Courtney is correct when she says there are plenty of potential opponents out there for her. Chloe Watson, who also lost her unbeaten record to Jasmina Zapotoczna, is one of those options. It’s a fight that could already have happened.
“The day I boxed Jasmina was the day I was supposed to fight Chloe Watson, but she pulled out to have a warm-up fight. But then I took the Jasmina fight as a warm-up and kind of shot myself in the foot. Chloe called me out recently on social media, but not once have they contacted us about the fight. If they had reached out about a fight, she would know there are no dates, and she would have known I had been out injured.”
The Commonwealth flyweight champion Nicola Hopewell holds an amateur victory over the John Ryder-trained fighter, and Courtney has made no secret of her desire to get that win back in the professional ranks. Hopewell will challenge Marie Connan for her IBO flyweight bauble in July. Courtney has eyes on the winner. “I was actually supposed to fight that Marie Connan, but I would fight the winner of that one.”
“I would love the rematch with Jasmina,” Courtney added when I asked her if she would entertain another fight with the only fighter to have beaten her. But another domestic rival could also be in the immediate future of Maiseyrose Courtney.
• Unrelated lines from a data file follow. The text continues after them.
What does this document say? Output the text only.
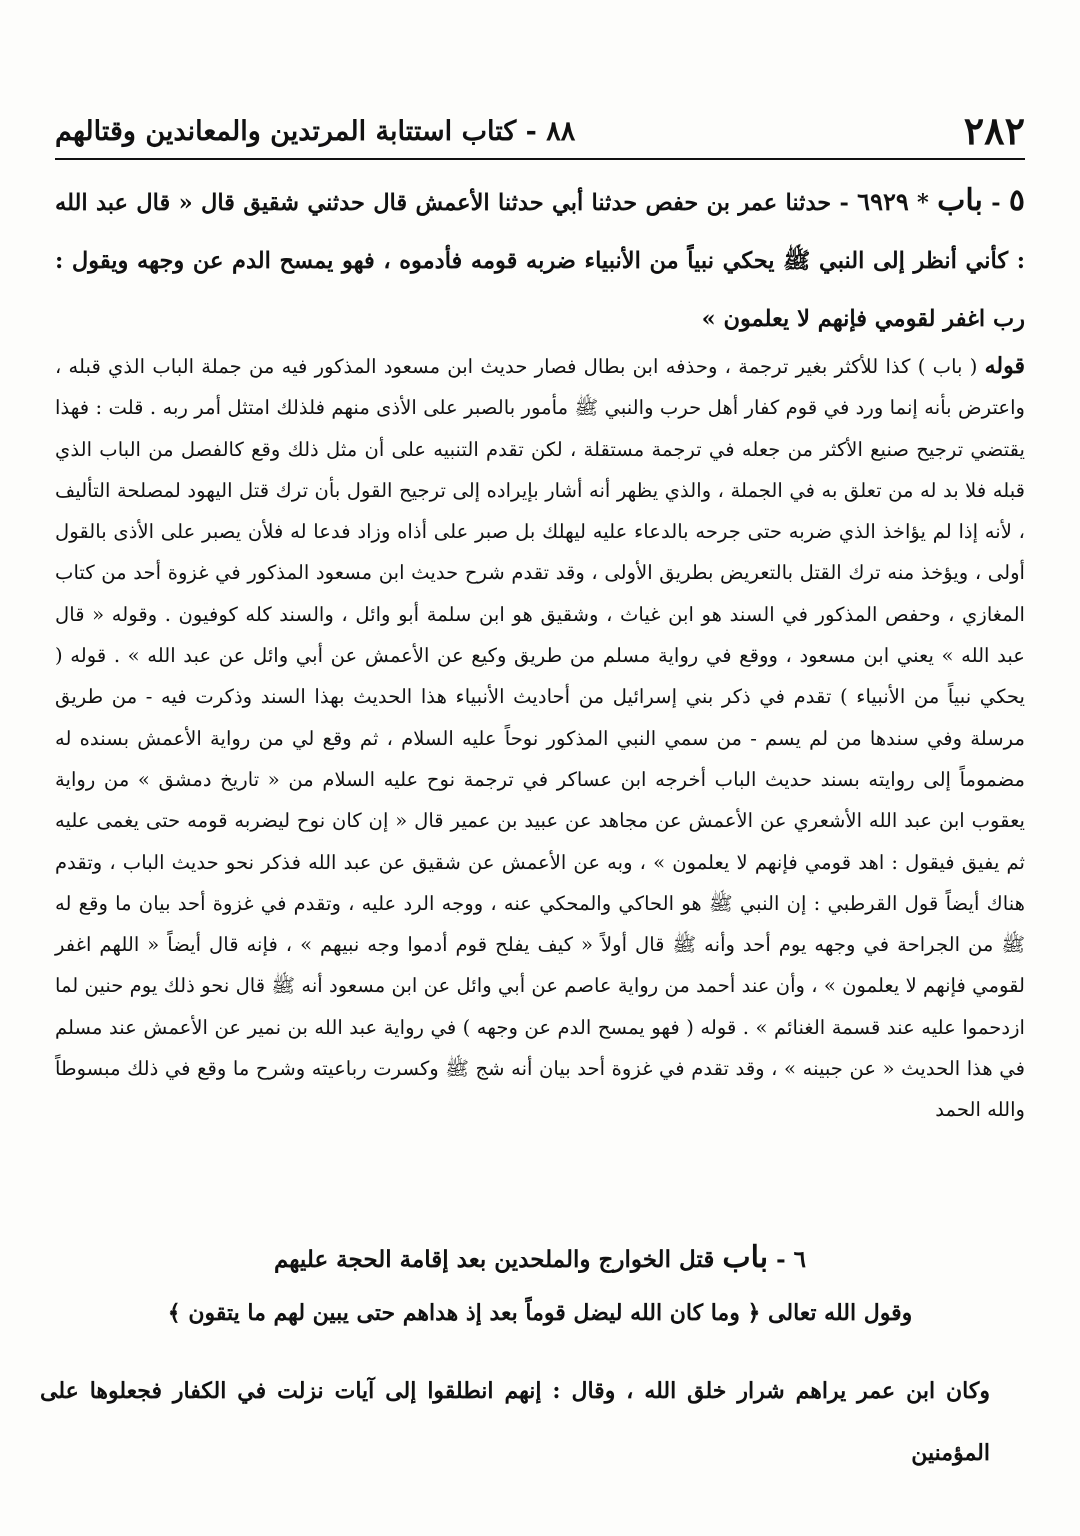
٢٨٢
٨٨ - كتاب استتابة المرتدين والمعاندين وقتالهم
٥ - باب * ٦٩٢٩ - حدثنا عمر بن حفص حدثنا أبي حدثنا الأعمش قال حدثني شقيق قال « قال عبد الله : كأني أنظر إلى النبي ﷺ يحكي نبياً من الأنبياء ضربه قومه فأدموه ، فهو يمسح الدم عن وجهه ويقول : رب اغفر لقومي فإنهم لا يعلمون »
قوله ( باب ) كذا للأكثر بغير ترجمة ، وحذفه ابن بطال فصار حديث ابن مسعود المذكور فيه من جملة الباب الذي قبله ، واعترض بأنه إنما ورد في قوم كفار أهل حرب والنبي ﷺ مأمور بالصبر على الأذى منهم فلذلك امتثل أمر ربه . قلت : فهذا يقتضي ترجيح صنيع الأكثر من جعله في ترجمة مستقلة ، لكن تقدم التنبيه على أن مثل ذلك وقع كالفصل من الباب الذي قبله فلا بد له من تعلق به في الجملة ، والذي يظهر أنه أشار بإيراده إلى ترجيح القول بأن ترك قتل اليهود لمصلحة التأليف ، لأنه إذا لم يؤاخذ الذي ضربه حتى جرحه بالدعاء عليه ليهلك بل صبر على أذاه وزاد فدعا له فلأن يصبر على الأذى بالقول أولى ، ويؤخذ منه ترك القتل بالتعريض بطريق الأولى ، وقد تقدم شرح حديث ابن مسعود المذكور في غزوة أحد من كتاب المغازي ، وحفص المذكور في السند هو ابن غياث ، وشقيق هو ابن سلمة أبو وائل ، والسند كله كوفيون . وقوله « قال عبد الله » يعني ابن مسعود ، ووقع في رواية مسلم من طريق وكيع عن الأعمش عن أبي وائل عن عبد الله » . قوله ( يحكي نبياً من الأنبياء ) تقدم في ذكر بني إسرائيل من أحاديث الأنبياء هذا الحديث بهذا السند وذكرت فيه - من طريق مرسلة وفي سندها من لم يسم - من سمي النبي المذكور نوحاً عليه السلام ، ثم وقع لي من رواية الأعمش بسنده له مضموماً إلى روايته بسند حديث الباب أخرجه ابن عساكر في ترجمة نوح عليه السلام من « تاريخ دمشق » من رواية يعقوب ابن عبد الله الأشعري عن الأعمش عن مجاهد عن عبيد بن عمير قال « إن كان نوح ليضربه قومه حتى يغمى عليه ثم يفيق فيقول : اهد قومي فإنهم لا يعلمون » ، وبه عن الأعمش عن شقيق عن عبد الله فذكر نحو حديث الباب ، وتقدم هناك أيضاً قول القرطبي : إن النبي ﷺ هو الحاكي والمحكي عنه ، ووجه الرد عليه ، وتقدم في غزوة أحد بيان ما وقع له ﷺ من الجراحة في وجهه يوم أحد وأنه ﷺ قال أولاً « كيف يفلح قوم أدموا وجه نبيهم » ، فإنه قال أيضاً « اللهم اغفر لقومي فإنهم لا يعلمون » ، وأن عند أحمد من رواية عاصم عن أبي وائل عن ابن مسعود أنه ﷺ قال نحو ذلك يوم حنين لما ازدحموا عليه عند قسمة الغنائم » . قوله ( فهو يمسح الدم عن وجهه ) في رواية عبد الله بن نمير عن الأعمش عند مسلم في هذا الحديث « عن جبينه » ، وقد تقدم في غزوة أحد بيان أنه شج ﷺ وكسرت رباعيته وشرح ما وقع في ذلك مبسوطاً والله الحمد
٦ - باب قتل الخوارج والملحدين بعد إقامة الحجة عليهم
وقول الله تعالى ﴿ وما كان الله ليضل قوماً بعد إذ هداهم حتى يبين لهم ما يتقون ﴾
وكان ابن عمر يراهم شرار خلق الله ، وقال : إنهم انطلقوا إلى آيات نزلت في الكفار فجعلوها على المؤمنين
“Laura Pain is something else,” Courtney told me. “She has been offered a fight with me. She said no in about 2023. I think when I was 3-0 or something, saying she wasn’t ready, which is fair enough, and it is a good thing that she is being looked after. Then she said no again because of an injury or something, and no, again, more recently because of another fight, and then two weeks later, she was saying that she wanted to fight me. So I don’t really understand it if I am being honest.”
“Ideally, the first one I would fight for a little sharpener is Laura Pain,” Courtney says of whom she would prefer to fight when she returns to the ring later this year. “Then I would fight either Chloe or Jasmina, but I think Chloe would be a good one because the winner would deserve the rematch then. I obviously think I would win and get the rematch, and then onwards and upward from there. I could win the European and then work my way up to mandatory and then fight for the undisputed world titles.”
Courtney was once a promising footballer. A pacey left winger, who had Crystal Palace chasing her. But an invitation to go for trials coincided with her being selected for England in the very same month in the sport that would define her. Despite all the recent turmoil, Maiseyrose Courtney can still appreciate what boxing gives her.
“If you take away the business side of boxing, it is the most beautiful thing in the world,” Courtney says about her sport of choice. “It’s so simple. Boxing takes away noise. If I am in a boxing gym, nothing is going on around me. You just get lost in that moment. I am not worried about anything else. It’s about why you started boxing and not where you want to get to or where you are now. I started boxing when I was 7. I didn’t have to start boxing; I did it because I love it. It’s easy to lose that mentality as you get older, when it becomes a job and people are putting targets on your back. I do it for that, really, and making sure the 7-year-old Maisey carries on doing what she loves.”